Aquí fue. Ahí estaba. Esos leones de piedra, sin cabeza ahora, la miraron. Esa fortaleza, un día inexpugnable, ahora un montón de piedras, fue lo último que vio. Un enemigo hace tiempo olvidado y los siglos, sol, lluvia y viento la arrasaron. Inalterado el cielo, un bloque azul intenso, alto, dilatado. Cerca las murallas ciclópeamente ensambladas, hoy como ayer, que marcan su dirección al camino: hacia la puerta, bajo la cual no mana sangre. Hacia lo tenebroso. Hacia el matadero. Y sola.

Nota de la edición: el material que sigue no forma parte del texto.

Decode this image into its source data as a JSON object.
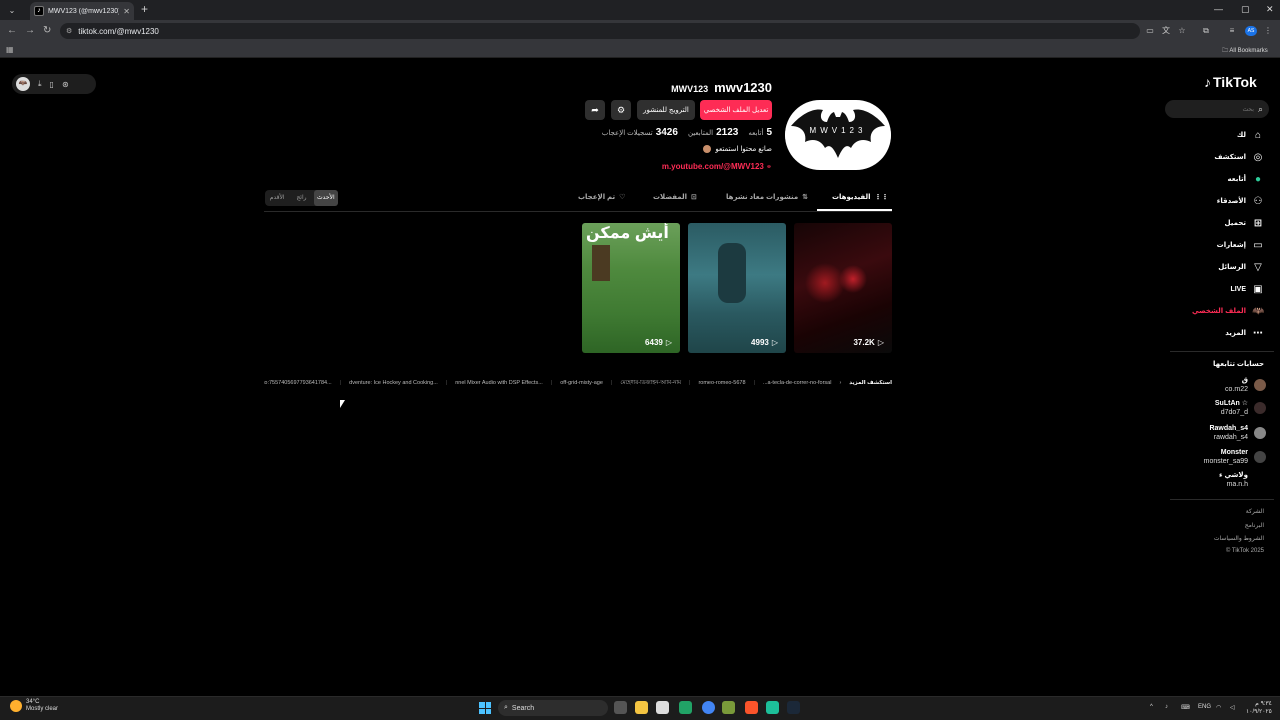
{
  "browser": {
    "tab_title": "MWV123 (@mwv1230) | TikTok",
    "new_tab": "+",
    "url": "tiktok.com/@mwv1230",
    "all_bookmarks": "All Bookmarks",
    "profile_initials": "AS"
  },
  "extension_pill": {
    "icons": [
      "bat-icon",
      "download-icon",
      "phone-icon",
      "settings-icon"
    ]
  },
  "sidebar": {
    "logo": "TikTok",
    "search_placeholder": "بحث",
    "nav": [
      {
        "label": "لك",
        "icon": "home-icon"
      },
      {
        "label": "استكشف",
        "icon": "compass-icon"
      },
      {
        "label": "أتابعه",
        "icon": "following-icon"
      },
      {
        "label": "الأصدقاء",
        "icon": "friends-icon"
      },
      {
        "label": "تحميل",
        "icon": "upload-icon"
      },
      {
        "label": "إشعارات",
        "icon": "notifications-icon"
      },
      {
        "label": "الرسائل",
        "icon": "messages-icon"
      },
      {
        "label": "LIVE",
        "icon": "live-icon"
      },
      {
        "label": "الملف الشخصي",
        "icon": "profile-icon",
        "active": true
      },
      {
        "label": "المزيد",
        "icon": "more-icon"
      }
    ],
    "following_heading": "حسابات تتابعها",
    "following": [
      {
        "name": "ق",
        "handle": "co.m22"
      },
      {
        "name": "SuLtAn ☆",
        "handle": "d7do7_d"
      },
      {
        "name": "Rawdah_s4",
        "handle": "rawdah_s4"
      },
      {
        "name": "Monster",
        "handle": "monster_sa99"
      },
      {
        "name": "ولاشي ء",
        "handle": "ma.n.h"
      }
    ],
    "footer": [
      "الشركة",
      "البرنامج",
      "الشروط والسياسات",
      "© TikTok 2025"
    ]
  },
  "profile": {
    "username": "mwv1230",
    "display_name": "MWV123",
    "edit_button": "تعديل الملف الشخصي",
    "promote_button": "الترويج للمنشور",
    "stats": [
      {
        "value": "5",
        "label": "أتابعه"
      },
      {
        "value": "2123",
        "label": "المتابعين"
      },
      {
        "value": "3426",
        "label": "تسجيلات الإعجاب"
      }
    ],
    "bio": "صانع محتوا استمتعو",
    "link": "m.youtube.com/@MWV123"
  },
  "tabs": [
    {
      "label": "الفيديوهات",
      "icon": "grid-icon",
      "active": true
    },
    {
      "label": "منشورات معاد نشرها",
      "icon": "repost-icon"
    },
    {
      "label": "المفضلات",
      "icon": "bookmark-icon"
    },
    {
      "label": "تم الإعجاب",
      "icon": "heart-icon"
    }
  ],
  "sort": [
    "الأحدث",
    "رائج",
    "الأقدم"
  ],
  "videos": [
    {
      "views": "37.2K"
    },
    {
      "views": "4993"
    },
    {
      "views": "6439",
      "caption": "أيش ممكن"
    }
  ],
  "explore": {
    "label": "استكشف المزيد",
    "items": [
      "a-tecla-de-correr-no-forsal...",
      "romeo-romeo-5678",
      "মেহেদীর-ডিজাইন-আর্মি-নাম",
      "off-grid-misty-age",
      "...nnel Mixer Audio with DSP Effects",
      "...dventure: Ice Hockey and Cooking",
      "...ato:7557405697793641784"
    ]
  },
  "taskbar": {
    "temp": "34°C",
    "condition": "Mostly clear",
    "search": "Search",
    "lang": "ENG",
    "time": "٩:٣٤ م",
    "date": "١٠/٩/٢٠٢٥"
  }
}
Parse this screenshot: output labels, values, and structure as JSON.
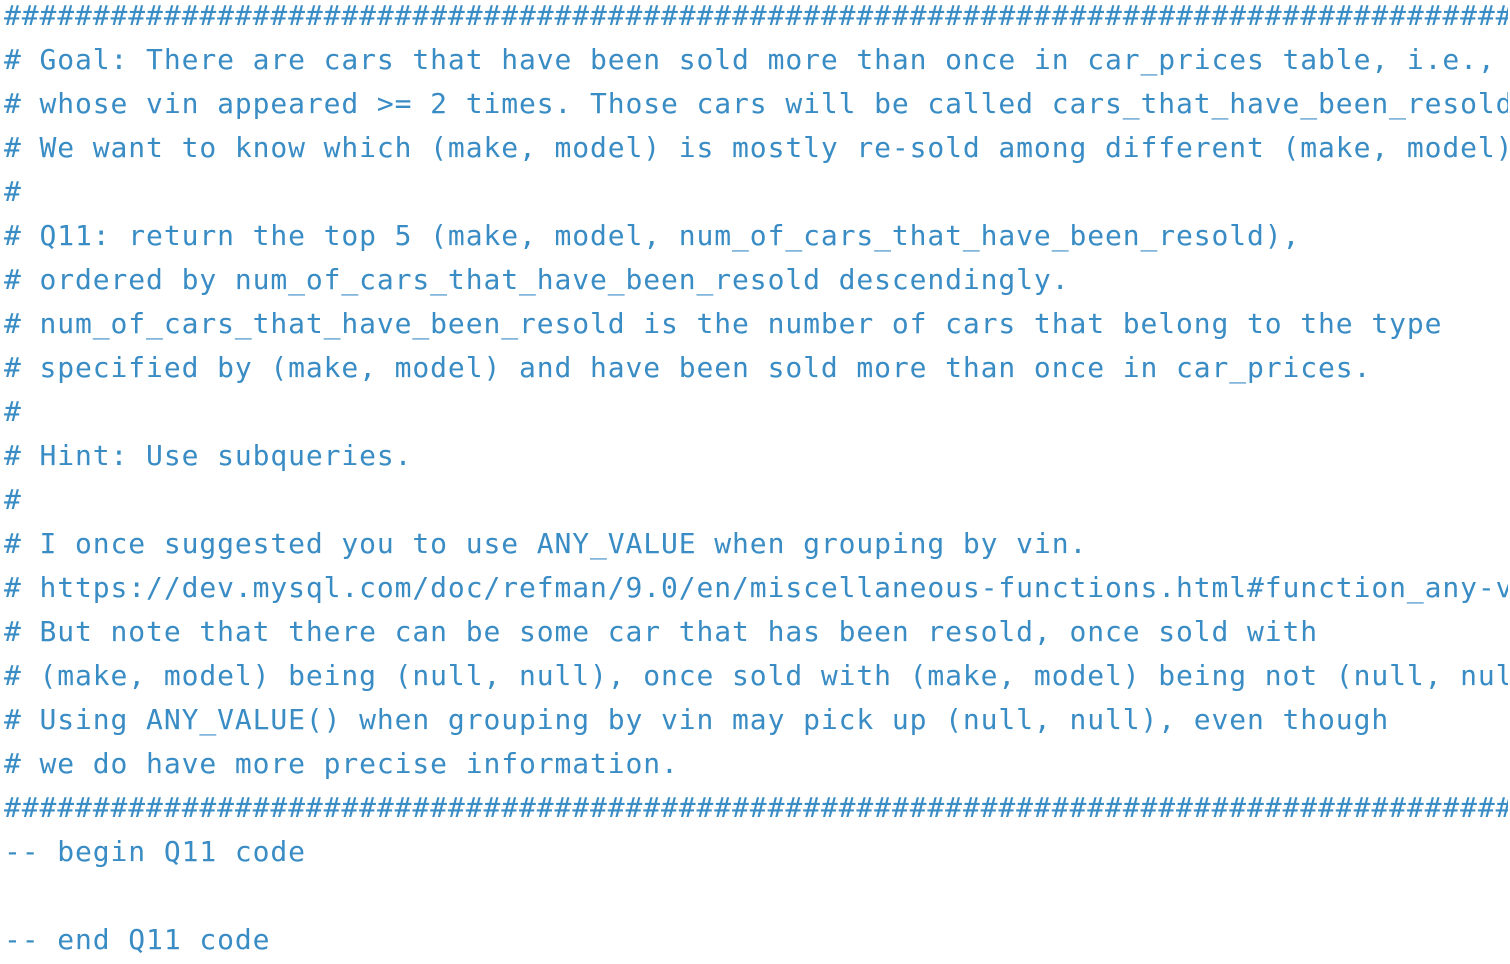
{
  "editor": {
    "colors": {
      "background": "#ffffff",
      "comment_text": "#3a8cc4"
    },
    "lines": [
      "#####################################################################################",
      "# Goal: There are cars that have been sold more than once in car_prices table, i.e.,",
      "# whose vin appeared >= 2 times. Those cars will be called cars_that_have_been_resold.",
      "# We want to know which (make, model) is mostly re-sold among different (make, model)'s.",
      "#",
      "# Q11: return the top 5 (make, model, num_of_cars_that_have_been_resold),",
      "# ordered by num_of_cars_that_have_been_resold descendingly.",
      "# num_of_cars_that_have_been_resold is the number of cars that belong to the type",
      "# specified by (make, model) and have been sold more than once in car_prices.",
      "#",
      "# Hint: Use subqueries.",
      "#",
      "# I once suggested you to use ANY_VALUE when grouping by vin.",
      "# https://dev.mysql.com/doc/refman/9.0/en/miscellaneous-functions.html#function_any-value",
      "# But note that there can be some car that has been resold, once sold with",
      "# (make, model) being (null, null), once sold with (make, model) being not (null, null).",
      "# Using ANY_VALUE() when grouping by vin may pick up (null, null), even though",
      "# we do have more precise information.",
      "#####################################################################################",
      "-- begin Q11 code",
      "",
      "-- end Q11 code"
    ]
  }
}
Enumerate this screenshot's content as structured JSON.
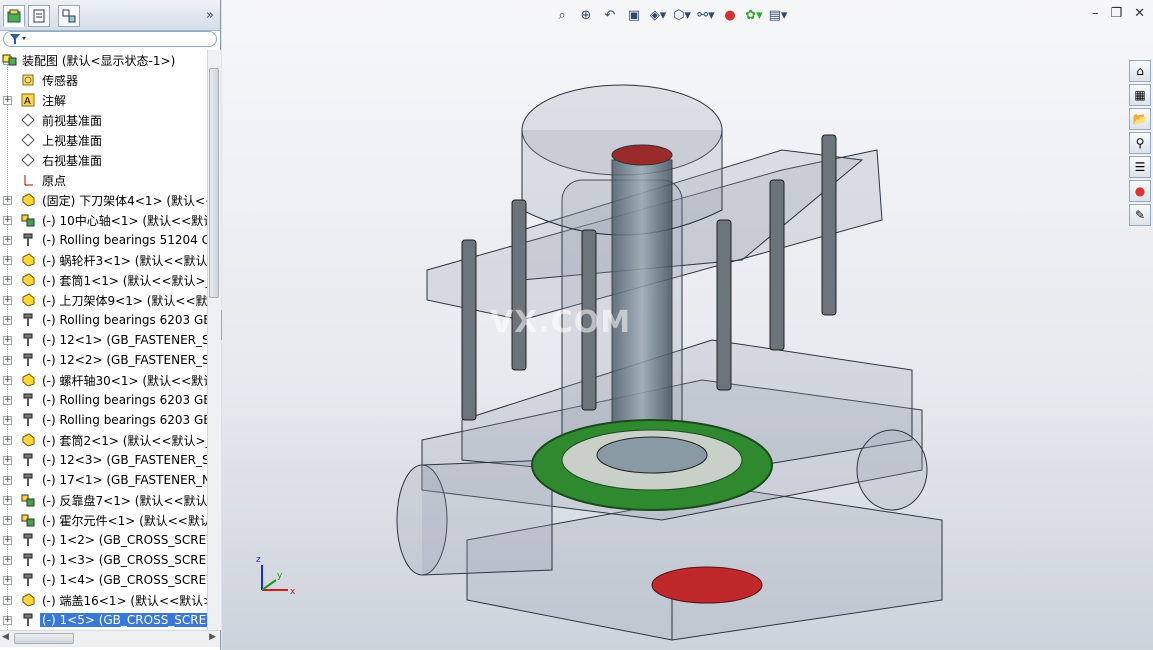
{
  "feature_tree": {
    "root_label": "装配图 (默认<显示状态-1>)",
    "items": [
      {
        "label": "传感器",
        "icon": "sensor-icon",
        "expand": false
      },
      {
        "label": "注解",
        "icon": "annotation-icon",
        "expand": true
      },
      {
        "label": "前视基准面",
        "icon": "plane-icon",
        "expand": false
      },
      {
        "label": "上视基准面",
        "icon": "plane-icon",
        "expand": false
      },
      {
        "label": "右视基准面",
        "icon": "plane-icon",
        "expand": false
      },
      {
        "label": "原点",
        "icon": "origin-icon",
        "expand": false
      },
      {
        "label": "(固定) 下刀架体4<1> (默认<<",
        "icon": "part-icon",
        "expand": true
      },
      {
        "label": "(-) 10中心轴<1> (默认<<默认",
        "icon": "subassembly-icon",
        "expand": true
      },
      {
        "label": "(-) Rolling bearings 51204 G",
        "icon": "fastener-icon",
        "expand": true
      },
      {
        "label": "(-) 蜗轮杆3<1> (默认<<默认>",
        "icon": "part-icon",
        "expand": true
      },
      {
        "label": "(-) 套筒1<1> (默认<<默认>_",
        "icon": "part-icon",
        "expand": true
      },
      {
        "label": "(-) 上刀架体9<1> (默认<<默认",
        "icon": "part-icon",
        "expand": true
      },
      {
        "label": "(-) Rolling bearings 6203 GB",
        "icon": "fastener-icon",
        "expand": true
      },
      {
        "label": "(-) 12<1> (GB_FASTENER_SC",
        "icon": "fastener-icon",
        "expand": true
      },
      {
        "label": "(-) 12<2> (GB_FASTENER_SC",
        "icon": "fastener-icon",
        "expand": true
      },
      {
        "label": "(-) 螺杆轴30<1> (默认<<默认",
        "icon": "part-icon",
        "expand": true
      },
      {
        "label": "(-) Rolling bearings 6203 GB",
        "icon": "fastener-icon",
        "expand": true
      },
      {
        "label": "(-) Rolling bearings 6203 GB",
        "icon": "fastener-icon",
        "expand": true
      },
      {
        "label": "(-) 套筒2<1> (默认<<默认>_",
        "icon": "part-icon",
        "expand": true
      },
      {
        "label": "(-) 12<3> (GB_FASTENER_SC",
        "icon": "fastener-icon",
        "expand": true
      },
      {
        "label": "(-) 17<1> (GB_FASTENER_NI",
        "icon": "fastener-icon",
        "expand": true
      },
      {
        "label": "(-) 反靠盘7<1> (默认<<默认>",
        "icon": "subassembly-icon",
        "expand": true
      },
      {
        "label": "(-) 霍尔元件<1> (默认<<默认",
        "icon": "subassembly-icon",
        "expand": true
      },
      {
        "label": "(-) 1<2> (GB_CROSS_SCREW",
        "icon": "fastener-icon",
        "expand": true
      },
      {
        "label": "(-) 1<3> (GB_CROSS_SCREW",
        "icon": "fastener-icon",
        "expand": true
      },
      {
        "label": "(-) 1<4> (GB_CROSS_SCREW",
        "icon": "fastener-icon",
        "expand": true
      },
      {
        "label": "(-) 端盖16<1> (默认<<默认>",
        "icon": "part-icon",
        "expand": true
      },
      {
        "label": "(-) 1<5> (GB_CROSS_SCREW",
        "icon": "fastener-icon",
        "expand": true,
        "selected": true
      }
    ]
  },
  "watermark": "VX.COM",
  "triad": {
    "x": "x",
    "y": "y",
    "z": "z"
  },
  "colors": {
    "selection": "#3a78d8",
    "gear": "#2f8a2f",
    "part_red": "#c0292b"
  }
}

Con mi relato voy hacia la muerte.
Aquí termino, impotente, y nada, nada de lo que hubiera podido hacer o dejar de hacer, querer o pensar, me hubiera conducido a otro objetivo. Más profundamente incluso que mi miedo, me empapa, corroe y envenena la indiferencia de los celestiales hacia nosotros los terrenos. Ha fracasado el intento de contraponer a su frialdad helada un poco de calor nuestro. Inútilmente intentamos sustraernos a sus actos de violencia, lo sé hace tiempo. Sin embargo, recientemente, de noche, durante la travesía, cuando las tormentas amenazaban destrozar nuestro barco desde todos los puntos cardinales, y no se sostenía nadie que no estuviera firmemente atado; cuando sorprendí a Marpesa soltando a escondidas los nudos que sujetaban a ella y a los gemelos entre sí y al mástil; cuando, siendo mi cuerda más larga que la de los demás cautivos, me lancé sobre Marpesa sin vacilar, sin pensar, impidiéndole así abandonar su vida y la de mis hijos a los elementos indiferentes, y confiándola en cambio a unos hombres enloquecidos; cuando… retrocediendo ante su mirada, me acurruqué de nuevo en mi puesto junto a Agamenón, que gemía y vomitaba… tuve que preguntarme de qué material resistente están hechos los lazos que nos unen a la vida. Vi que Marpesa, que, como ya en otro tiempo, no quería hablarme, estaba mejor preparada que yo, la adivina, para lo que ahora vivíamos; porque yo sentía placer por todo lo que veía –placer; ¡no esperanza! – y seguía viviendo para ver.